Set up: I have a epidemiological study with a dose-response curve with a series of relative risk estimates (risk ratio of mortality risk exposed compared to mortality risk unexposed) along a curve. The curve only has a few points, but I am using it to model a continuum of points in a health impact assessment using a piecewise linear regression between each pair of points. For each slope, I have two sets of confidence intervals (point a and point b) and I need to combine them to make a unified 95% CI lower and upper bound slope. To do this, I am trying to run a monte carlo analysis with 1000+ iterations to model the distribution of slopes and then select the mean, lower, and upper bound slopes to apply to my analysis.
Issue: in the epi study, I only have the central, upper and lower bound RR estimate for a given exposure level but I need to calculate the SD to run the monte carlo analysis. I do not know how many observations were included in the study for a given point on the RR curve.

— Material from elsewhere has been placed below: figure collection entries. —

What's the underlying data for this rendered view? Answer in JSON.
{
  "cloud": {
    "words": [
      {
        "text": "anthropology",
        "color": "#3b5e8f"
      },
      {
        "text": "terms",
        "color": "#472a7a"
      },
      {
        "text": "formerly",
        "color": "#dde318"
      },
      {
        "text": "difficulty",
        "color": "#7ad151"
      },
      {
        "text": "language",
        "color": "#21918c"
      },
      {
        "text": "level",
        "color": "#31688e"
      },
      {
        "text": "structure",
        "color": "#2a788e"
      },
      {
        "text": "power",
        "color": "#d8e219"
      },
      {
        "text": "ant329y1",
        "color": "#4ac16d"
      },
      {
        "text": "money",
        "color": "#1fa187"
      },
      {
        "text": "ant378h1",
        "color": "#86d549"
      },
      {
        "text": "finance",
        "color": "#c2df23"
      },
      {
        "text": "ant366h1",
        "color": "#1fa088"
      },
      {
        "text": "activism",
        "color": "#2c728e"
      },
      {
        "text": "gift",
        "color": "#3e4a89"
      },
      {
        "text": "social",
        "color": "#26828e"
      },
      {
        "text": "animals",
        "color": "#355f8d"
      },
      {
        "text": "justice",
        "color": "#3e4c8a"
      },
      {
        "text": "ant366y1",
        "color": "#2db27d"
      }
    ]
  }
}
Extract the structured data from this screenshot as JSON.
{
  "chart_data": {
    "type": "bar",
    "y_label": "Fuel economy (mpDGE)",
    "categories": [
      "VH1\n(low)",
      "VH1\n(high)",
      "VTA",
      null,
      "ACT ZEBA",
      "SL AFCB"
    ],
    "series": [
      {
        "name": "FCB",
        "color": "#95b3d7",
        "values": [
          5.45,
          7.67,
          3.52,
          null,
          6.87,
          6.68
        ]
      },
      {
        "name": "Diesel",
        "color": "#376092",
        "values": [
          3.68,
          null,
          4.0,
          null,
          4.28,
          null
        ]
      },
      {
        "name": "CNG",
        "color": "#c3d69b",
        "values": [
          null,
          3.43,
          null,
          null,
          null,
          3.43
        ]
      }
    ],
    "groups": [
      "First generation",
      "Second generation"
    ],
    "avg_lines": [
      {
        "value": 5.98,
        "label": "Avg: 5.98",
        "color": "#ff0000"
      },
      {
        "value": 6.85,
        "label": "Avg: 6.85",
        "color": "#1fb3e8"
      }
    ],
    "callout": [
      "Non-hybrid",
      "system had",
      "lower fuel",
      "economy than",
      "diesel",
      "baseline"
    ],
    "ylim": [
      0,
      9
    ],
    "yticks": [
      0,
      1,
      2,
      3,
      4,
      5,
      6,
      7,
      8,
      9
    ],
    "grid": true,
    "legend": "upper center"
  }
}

Question: is it possible to calculate the SD of RR for a point on the curve using only the mean and 95% CI? All the answers to this question have recommended using the approach found here, with requires an input for N. https://handbook-5-1.cochrane.org/chapter_7/7_7_3_2_obtaining_standard_deviations_from_standard_errors_and.htm#:~:text=The%20standard%20deviation%20for%20each,should%20be%20replaced%20by%205.15.
Just to make a concrete example, let's just say there are two points on the relative risk curve and I want to monte carlo model a distribution of slopes between these two points based on the mean and CIs. If that's the data I have, how can I estimate the SD?
At exposure = 10, 0.90 with a symmetrical 95% CI of (0.87, 0.94).
At exposure = 20; 0.95 with a symmetrical 95% CI of (0.90, 1.00).
Thank you in advance!